A chaque étape de la jeunesse, apporter aux élèves ce dont ils ont besoin à ce moment, pour se sentir plus heureux.
Le domaine de l’école, c’est avant tout la culture - et la joie que la culture peut apporter. Le summum de la joie culturelle est atteint dans ce que je ne crains pas d’appeler l’amour des chefs-d’oeuvre. Je ne vais pas, une fois de plus, étudier les chefs-d’oeuvre et l’accès aux chefs-d’oeuvre.
Je veux affirmer à nouveau le thème qui me tient particulièrement à coeur : mes livres, mes cours, mes conférences pourraient peut-être se résumer en une formule : joie culturelle présente à l’école.

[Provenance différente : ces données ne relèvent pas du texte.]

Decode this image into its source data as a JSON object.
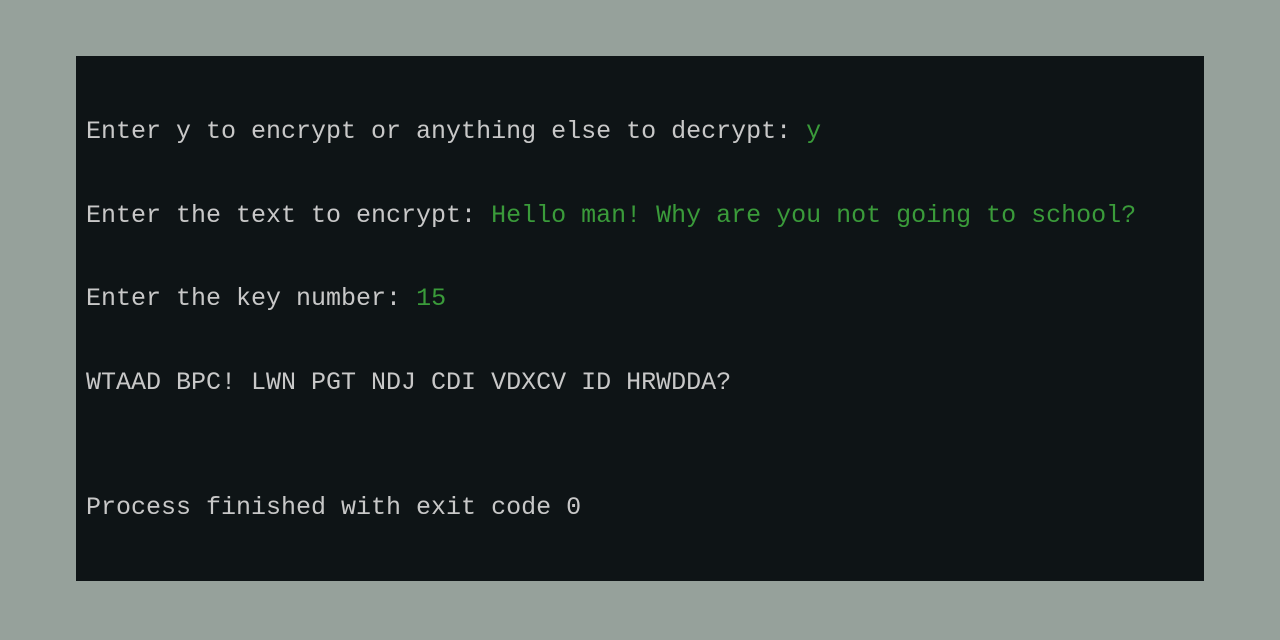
{
  "console": {
    "line1": {
      "prompt": "Enter y to encrypt or anything else to decrypt: ",
      "input": "y"
    },
    "line2": {
      "prompt": "Enter the text to encrypt: ",
      "input": "Hello man! Why are you not going to school?"
    },
    "line3": {
      "prompt": "Enter the key number: ",
      "input": "15"
    },
    "line4": "WTAAD BPC! LWN PGT NDJ CDI VDXCV ID HRWDDA?",
    "line5": "",
    "line6": "Process finished with exit code 0"
  }
}
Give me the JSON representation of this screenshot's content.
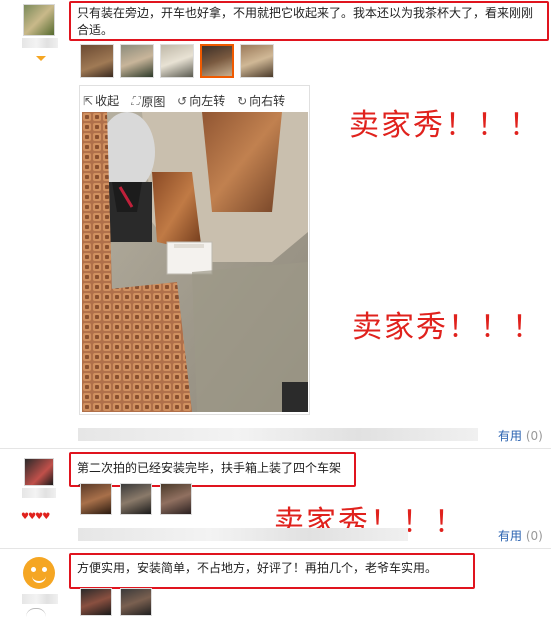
{
  "reviews": [
    {
      "text": "只有装在旁边，开车也好拿，不用就把它收起来了。我本还以为我茶杯大了，看来刚刚合适。",
      "tools": {
        "collapse": "收起",
        "original": "原图",
        "rotate_left": "向左转",
        "rotate_right": "向右转"
      },
      "helpful_label": "有用",
      "helpful_count": "(0)"
    },
    {
      "text": "第二次拍的已经安装完毕，扶手箱上装了四个车架~",
      "helpful_label": "有用",
      "helpful_count": "(0)"
    },
    {
      "text": "方便实用，安装简单，不占地方，好评了！再拍几个，老爷车实用。"
    }
  ],
  "annotations": {
    "a1": "卖家秀！！！",
    "a2": "卖家秀！！！",
    "a3": "卖家秀！！！"
  },
  "colors": {
    "annotation_red": "#e0221d",
    "box_red": "#e0141e",
    "link_blue": "#2a62b0",
    "selected_thumb": "#f05a00"
  },
  "icons": [
    "collapse-icon",
    "original-image-icon",
    "rotate-left-icon",
    "rotate-right-icon",
    "dropdown-arrow-icon"
  ]
}
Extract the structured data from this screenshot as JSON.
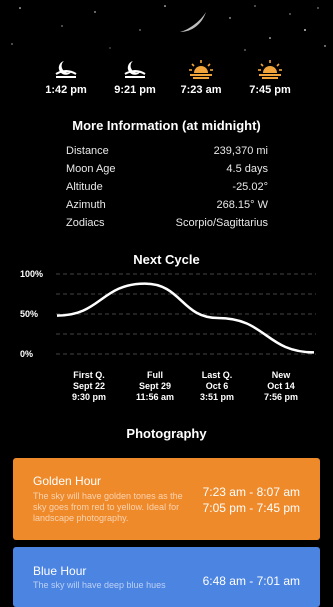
{
  "events": [
    {
      "icon": "moonrise-icon",
      "time": "1:42 pm"
    },
    {
      "icon": "moonset-icon",
      "time": "9:21 pm"
    },
    {
      "icon": "sunrise-icon",
      "time": "7:23 am"
    },
    {
      "icon": "sunset-icon",
      "time": "7:45 pm"
    }
  ],
  "more_info": {
    "title": "More Information (at midnight)",
    "rows": [
      {
        "label": "Distance",
        "value": "239,370 mi"
      },
      {
        "label": "Moon Age",
        "value": "4.5 days"
      },
      {
        "label": "Altitude",
        "value": "-25.02°"
      },
      {
        "label": "Azimuth",
        "value": "268.15° W"
      },
      {
        "label": "Zodiacs",
        "value": "Scorpio/Sagittarius"
      }
    ]
  },
  "next_cycle": {
    "title": "Next Cycle",
    "phases": [
      {
        "name": "First Q.",
        "date": "Sept 22",
        "time": "9:30 pm"
      },
      {
        "name": "Full",
        "date": "Sept 29",
        "time": "11:56 am"
      },
      {
        "name": "Last Q.",
        "date": "Oct 6",
        "time": "3:51 pm"
      },
      {
        "name": "New",
        "date": "Oct 14",
        "time": "7:56 pm"
      }
    ]
  },
  "chart_data": {
    "type": "line",
    "y_tick_labels": [
      "100%",
      "50%",
      "0%"
    ],
    "ylim": [
      0,
      100
    ],
    "grid": true,
    "series": [
      {
        "points": [
          [
            0,
            48
          ],
          [
            1,
            88
          ],
          [
            2,
            45
          ],
          [
            3,
            2
          ]
        ]
      }
    ]
  },
  "photography": {
    "title": "Photography",
    "golden": {
      "title": "Golden Hour",
      "desc": "The sky will have golden tones as the sky goes from red to yellow. Ideal for landscape photography.",
      "time1": "7:23 am - 8:07 am",
      "time2": "7:05 pm - 7:45 pm",
      "color": "#ef8a2b"
    },
    "blue": {
      "title": "Blue Hour",
      "desc": "The sky will have deep blue hues",
      "time1": "6:48 am - 7:01 am",
      "color": "#4c84e2"
    }
  }
}
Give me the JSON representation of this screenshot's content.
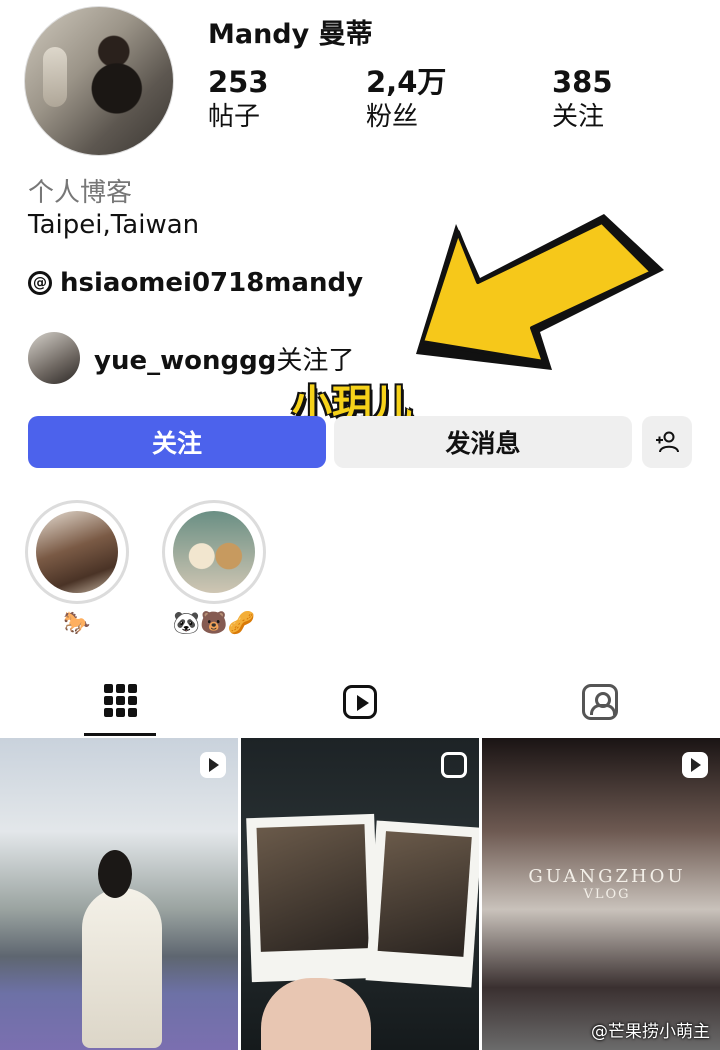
{
  "profile": {
    "username": "Mandy 曼蒂",
    "stats": [
      {
        "value": "253",
        "label": "帖子"
      },
      {
        "value": "2,4万",
        "label": "粉丝"
      },
      {
        "value": "385",
        "label": "关注"
      }
    ],
    "category": "个人博客",
    "location": "Taipei,Taiwan",
    "threads_handle": "hsiaomei0718mandy",
    "followed_by_user": "yue_wonggg",
    "followed_by_suffix": "关注了"
  },
  "overlay": {
    "name_text": "小玥儿",
    "arrow_color": "#f6c81a"
  },
  "actions": {
    "follow_label": "关注",
    "message_label": "发消息",
    "add_person_icon": "add-person-icon"
  },
  "highlights": [
    {
      "caption": "🐎"
    },
    {
      "caption": "🐼🐻🥜"
    }
  ],
  "tabs": {
    "grid_icon": "grid-icon",
    "reels_icon": "reels-icon",
    "tagged_icon": "tagged-icon"
  },
  "posts": [
    {
      "badge": "reel"
    },
    {
      "badge": "carousel"
    },
    {
      "badge": "reel",
      "overlay_lines": [
        "GUANGZHOU",
        "VLOG"
      ]
    }
  ],
  "credit": "@芒果捞小萌主",
  "colors": {
    "accent": "#4c62ec",
    "secondary_button": "#efefef"
  }
}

Je dois me contenter de rappeler quelques étapes.
Les chefs-d’oeuvre techniques
Des contenus enseignés qui peuvent donner joie parce qu’ils apportent réponse à des questions que les élèves se posent sur le plan des techniques quotidiennement utilisées, par exemple : « Comment fonctionne mon scooter ? ». Si on me l’explique, je serai satisfait de comprendre ce qu’est un moteur à explosion – et aussi cela peut m’aider à mieux le bricoler et éventuellement à le réparer.
Les chefs-d’oeuvre scientifiques
Le jeune Lavisse, le futur historien, lorsqu’il est au lycée : son professeur de physique l’initie au système de Copernic - et ce fut pour lui la révélation que le monde est régi par des lois universelles.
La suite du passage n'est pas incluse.